Eight-position substituted cAMP and cGMP derivatives, and phosphodiesterase inhibitors, modify endogenous 'bursting' activity in Aplysia neuron R15. Several different patterns of activity were elicited depending on the agent used. 8-Benzylthio-cAMP or 8-parachlorophenylthio-cAMP, at concentrations between 5 muM and 0.3 mM, markedly enhanced the depth and duration of the interburst hyperpolarization, and in some cells bursting was inhibited completely. In contrast, 8-parachlorophenyl-thio-cGMP treatment led to some depolarization and to the appearance of long slow bursts, with little effect on the interburst phase. When the parachlorophenylthio-derivatives of cAMP and cGMP were added together at equal concentrations, a pattern consisting of long bursts interrupted by long and deep interburst hyperpolarizations was observed. This pattern could also be elicited by the phosphodiesterase inhibitor isobutylmethylxanthine (IBMX). IBMX inhibited cAMP and cGMP phosphodiesterases and caused both cAMP and cGMP to accumulate in intact ganglia and in individual identified neuronal cell bodies including that of R15. Another phosphodiesterase inhibitor, Ro 7-2956, was a more potent inhibitor of cAMP than of cGMP phosphodiesterase; Ro 7-2956 also modified bursting activity, and seemed to enhance preferentially the interburst hyperpolarization.

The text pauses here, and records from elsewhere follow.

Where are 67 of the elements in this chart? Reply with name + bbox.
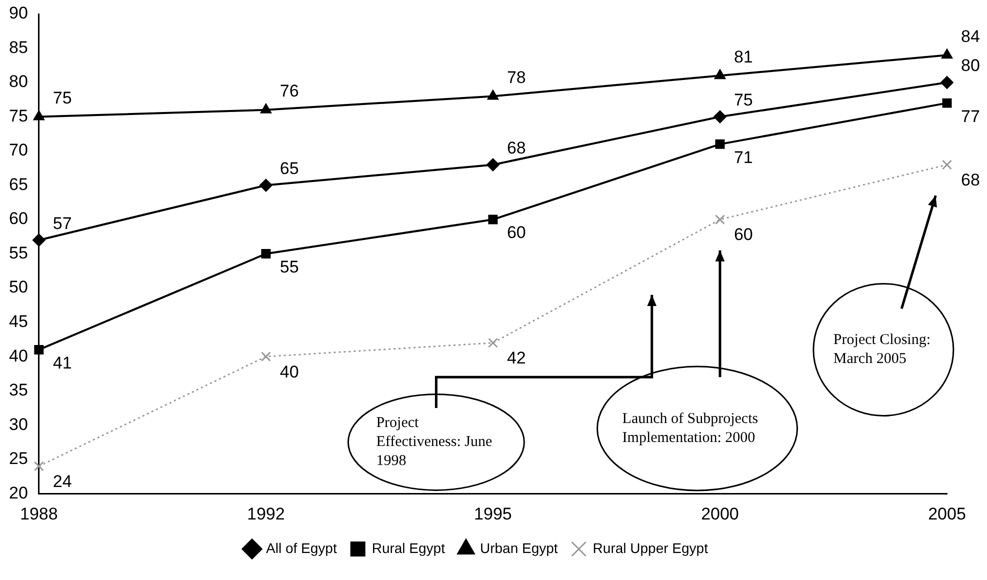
point (715, 139, 725, 149)
point (713, 110, 726, 124)
y-tick-label: 90 (8, 4, 28, 23)
x-tick-label: 1988 (20, 504, 58, 524)
legend-label: Rural Egypt (372, 540, 446, 556)
data-label: 78 (506, 68, 526, 87)
point (942, 98, 952, 108)
data-label: 60 (506, 223, 526, 242)
point (34, 344, 44, 354)
y-tick-label: 55 (8, 243, 28, 262)
point (942, 160, 952, 170)
data-label: 84 (961, 26, 980, 46)
point (941, 48, 953, 59)
y-tick-label: 65 (8, 174, 28, 194)
data-label: 40 (280, 362, 299, 382)
point (260, 103, 272, 114)
point (940, 76, 954, 90)
data-label: 42 (506, 348, 526, 368)
point (260, 352, 271, 362)
x-tick-label: 2005 (928, 504, 966, 524)
point (714, 214, 725, 225)
legend-label: Urban Egypt (480, 540, 558, 556)
y-tick-label: 75 (8, 106, 28, 126)
annotation: Project Effectiveness: June 1998 (376, 415, 492, 470)
data-label: 60 (734, 225, 753, 244)
point (32, 234, 46, 247)
data-label: 68 (961, 170, 980, 190)
annotation: Launch of Subprojects Implementation: 2000 (622, 410, 758, 446)
y-tick-label: 60 (8, 209, 28, 228)
y-tick-label: 70 (8, 140, 28, 160)
y-tick-label: 20 (8, 483, 28, 502)
point (486, 158, 500, 172)
point (33, 110, 45, 120)
y-tick-label: 30 (8, 414, 28, 434)
data-label: 80 (961, 56, 980, 76)
y-tick-label: 40 (8, 346, 28, 366)
data-label: 75 (734, 90, 753, 110)
point (488, 214, 498, 224)
point (259, 178, 272, 192)
y-tick-label: 50 (8, 278, 28, 297)
point (261, 249, 271, 259)
y-tick-label: 45 (8, 312, 28, 331)
y-tick-label: 25 (8, 449, 28, 468)
y-tick-label: 35 (8, 380, 28, 400)
data-label: 57 (52, 214, 72, 233)
point (714, 69, 726, 80)
x-tick-label: 2000 (701, 504, 739, 524)
data-label: 77 (961, 106, 980, 126)
annotation: Project Closing: March 2005 (833, 332, 931, 368)
point (488, 338, 498, 348)
y-tick-label: 85 (8, 38, 28, 57)
x-tick-label: 1992 (247, 504, 285, 524)
legend-label: Rural Upper Egypt (592, 540, 708, 556)
x-tick-label: 1995 (474, 504, 512, 524)
point (34, 461, 44, 472)
data-label: 75 (52, 88, 72, 108)
data-label: 41 (52, 353, 72, 372)
point (487, 90, 499, 100)
data-label: 65 (280, 158, 299, 178)
legend-label: All of Egypt (266, 540, 337, 556)
data-label: 68 (506, 138, 526, 158)
data-label: 55 (280, 257, 299, 276)
data-label: 71 (734, 148, 753, 167)
data-label: 76 (280, 82, 299, 101)
data-label: 81 (734, 47, 753, 66)
data-label: 24 (52, 472, 72, 491)
y-tick-label: 80 (8, 72, 28, 92)
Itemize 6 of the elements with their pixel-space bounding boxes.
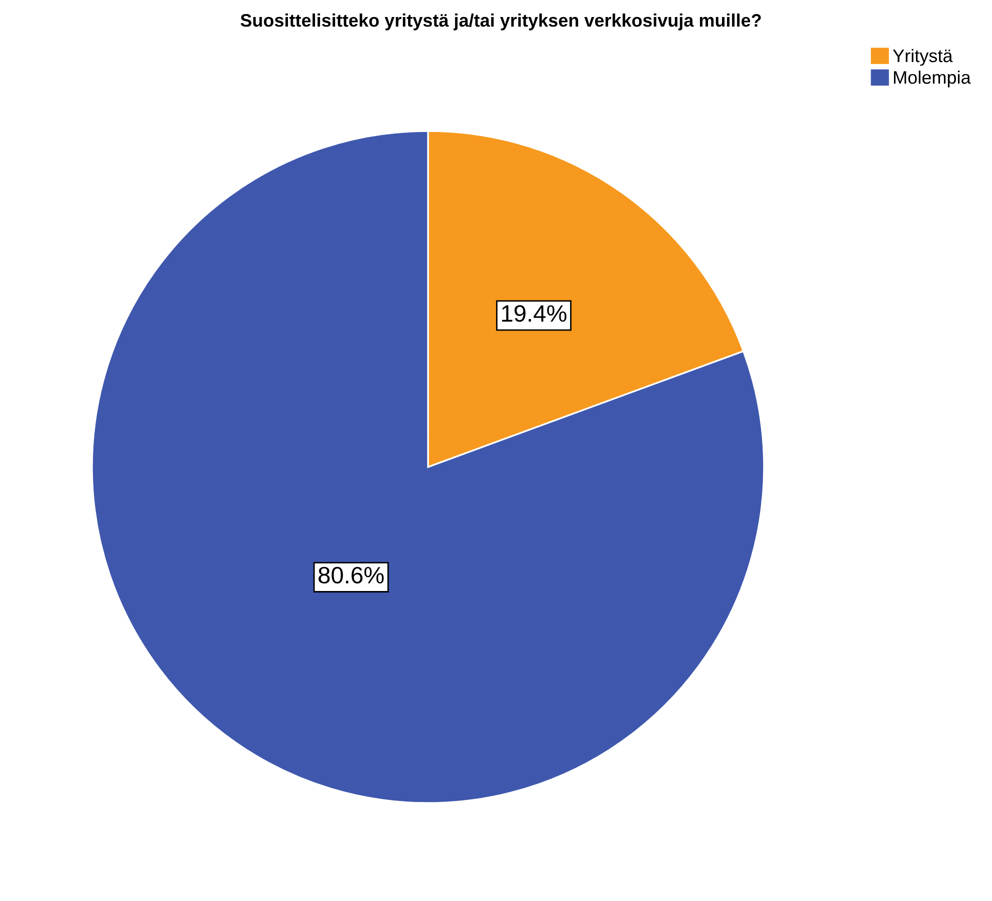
legend-label: Yritystä xyxy=(892,48,953,66)
chart-title: Suosittelisitteko yritystä ja/tai yrityksen verkkosivuja muille? xyxy=(240,14,761,30)
legend-label: Molempia xyxy=(894,70,971,88)
data-label: 19.4% xyxy=(502,305,566,322)
pie-slice xyxy=(91,130,765,804)
data-label: 80.6% xyxy=(318,566,384,584)
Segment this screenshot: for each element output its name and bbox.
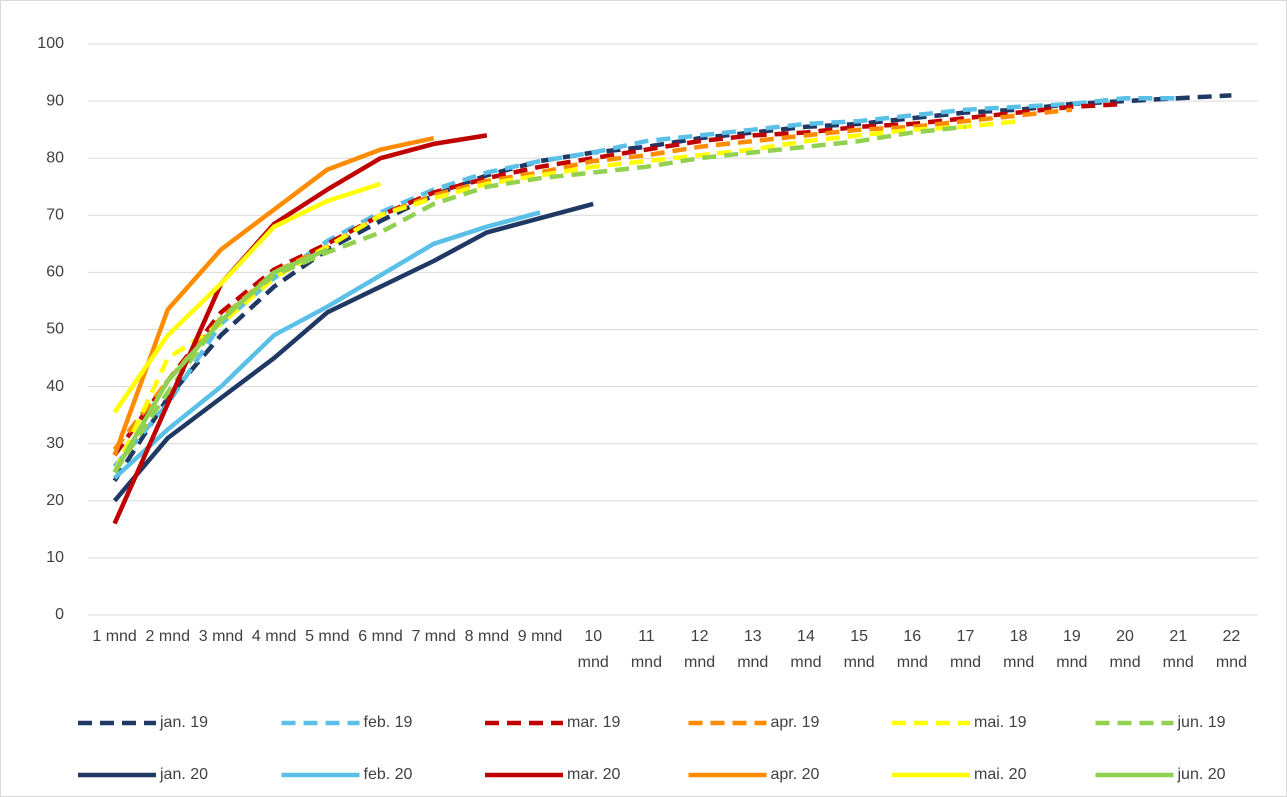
- series-line: [112, 101, 1126, 457]
- y-tick-label: 10: [46, 549, 64, 566]
- x-tick-label: 18 mnd: [1003, 628, 1035, 671]
- y-tick-label: 90: [46, 92, 64, 109]
- x-tick-label: 11 mnd: [630, 628, 662, 671]
- x-tick-label: 19 mnd: [1056, 628, 1088, 671]
- x-tick-label: 4 mnd: [251, 628, 297, 645]
- x-tick-label: 13 mnd: [737, 628, 769, 671]
- x-tick-label: 3 mnd: [198, 628, 244, 645]
- y-tick-label: 20: [46, 492, 64, 509]
- x-tick-label: 17 mnd: [949, 628, 982, 671]
- legend-label: jan. 19: [159, 714, 208, 731]
- legend-label: jun. 20: [1177, 766, 1226, 783]
- x-tick-label: 22 mnd: [1215, 628, 1247, 671]
- legend-label: feb. 19: [364, 714, 413, 731]
- series-line: [112, 118, 1019, 474]
- legend-label: mai. 19: [974, 714, 1027, 731]
- x-tick-label: 7 mnd: [411, 628, 456, 645]
- legend-label: feb. 20: [364, 766, 413, 783]
- y-tick-label: 70: [46, 207, 64, 224]
- x-tick-label: 1 mnd: [92, 628, 137, 645]
- legend-label: apr. 19: [771, 714, 820, 731]
- y-tick-label: 30: [46, 435, 64, 452]
- series-line: [112, 93, 1232, 483]
- x-tick-label: 5 mnd: [305, 628, 350, 645]
- series-line: [112, 247, 329, 474]
- legend-label: apr. 20: [771, 766, 820, 783]
- legend-label: mar. 19: [567, 714, 620, 731]
- y-tick-label: 80: [46, 149, 64, 166]
- series-line: [112, 201, 594, 503]
- x-tick-label: 20 mnd: [1109, 628, 1141, 671]
- series-line: [112, 135, 435, 456]
- y-tick-label: 0: [55, 606, 64, 623]
- series-line: [112, 181, 382, 414]
- legend-label: jun. 19: [1177, 714, 1226, 731]
- y-tick-label: 40: [46, 378, 64, 395]
- x-tick-label: 9 mnd: [517, 628, 563, 645]
- y-tick-label: 50: [46, 321, 64, 338]
- x-tick-label: 15 mnd: [843, 628, 875, 671]
- x-tick-label: 12 mnd: [684, 628, 716, 671]
- x-tick-label: 14 mnd: [790, 628, 822, 671]
- legend-label: mai. 20: [974, 766, 1027, 783]
- x-tick-label: 10 mnd: [577, 628, 609, 671]
- x-tick-label: 21 mnd: [1162, 628, 1194, 671]
- y-tick-label: 100: [37, 35, 64, 52]
- series-line: [113, 210, 541, 480]
- x-tick-label: 16 mnd: [896, 628, 928, 671]
- x-tick-label: 8 mnd: [464, 628, 510, 645]
- series-line: [112, 133, 488, 525]
- y-tick-label: 60: [46, 264, 64, 281]
- series-line: [112, 107, 1073, 451]
- x-tick-label: 2 mnd: [145, 628, 190, 645]
- x-tick-label: 6 mnd: [358, 628, 403, 645]
- legend-label: mar. 20: [567, 766, 620, 783]
- legend-label: jan. 20: [159, 766, 208, 783]
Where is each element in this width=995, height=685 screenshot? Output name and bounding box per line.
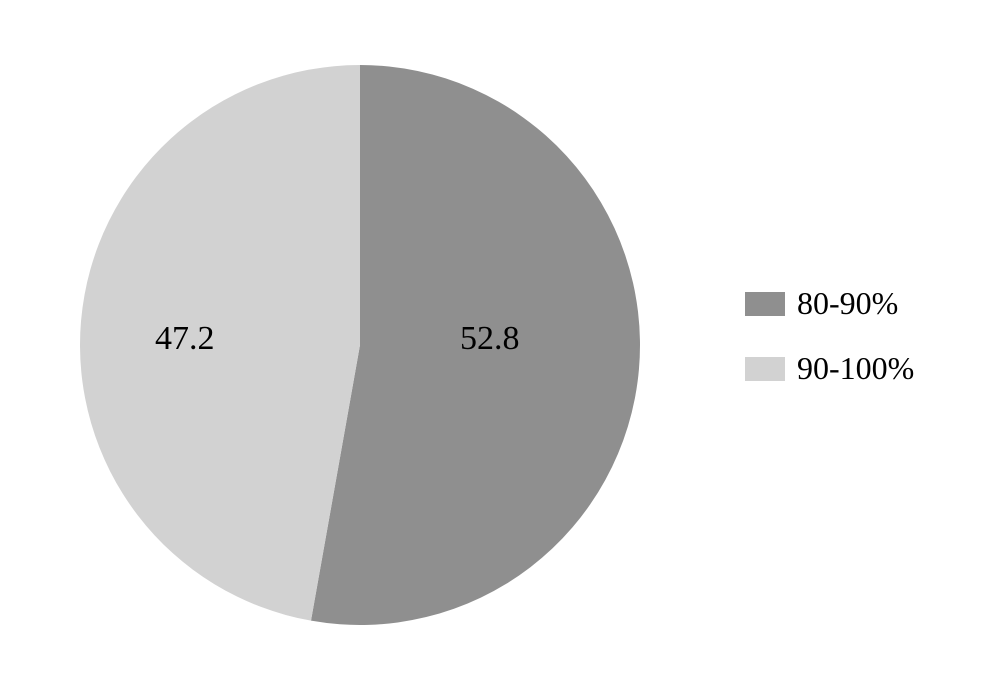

At high concentrations the 8-substituted cAMP and cGMP derivatives also inhibited cAMP and cGMP phosphodiesterases. The 8-parachlorophenylthio-derivatives of cAMP and cGMP were indistinguishable from each other in this assay, and thus phosphodiesterase inhibition cannot be responsible for their differential effects on bursting activity. The derivatives stimulated protein kinase activity in Aplysia ganglion homogenates, as measured by the incorporation of 32P from ATP into histone. IBMX and Ro 7-2956 had no detectable effect on protein kinase activity. The concentrations of cAMP and cGMP derivatives required for protein kinase activation (10(-8)M-10(-6)M) were much lower than those required for phosphodiesterase inhibition (10(-5)M-10(-3)M). Thus, differential protein phosphorylation is more likely to be responsible for the effects of cAMP and cGMP derivatives on neuron R15 bursting activity than is differential phosphodiesterase inhibition.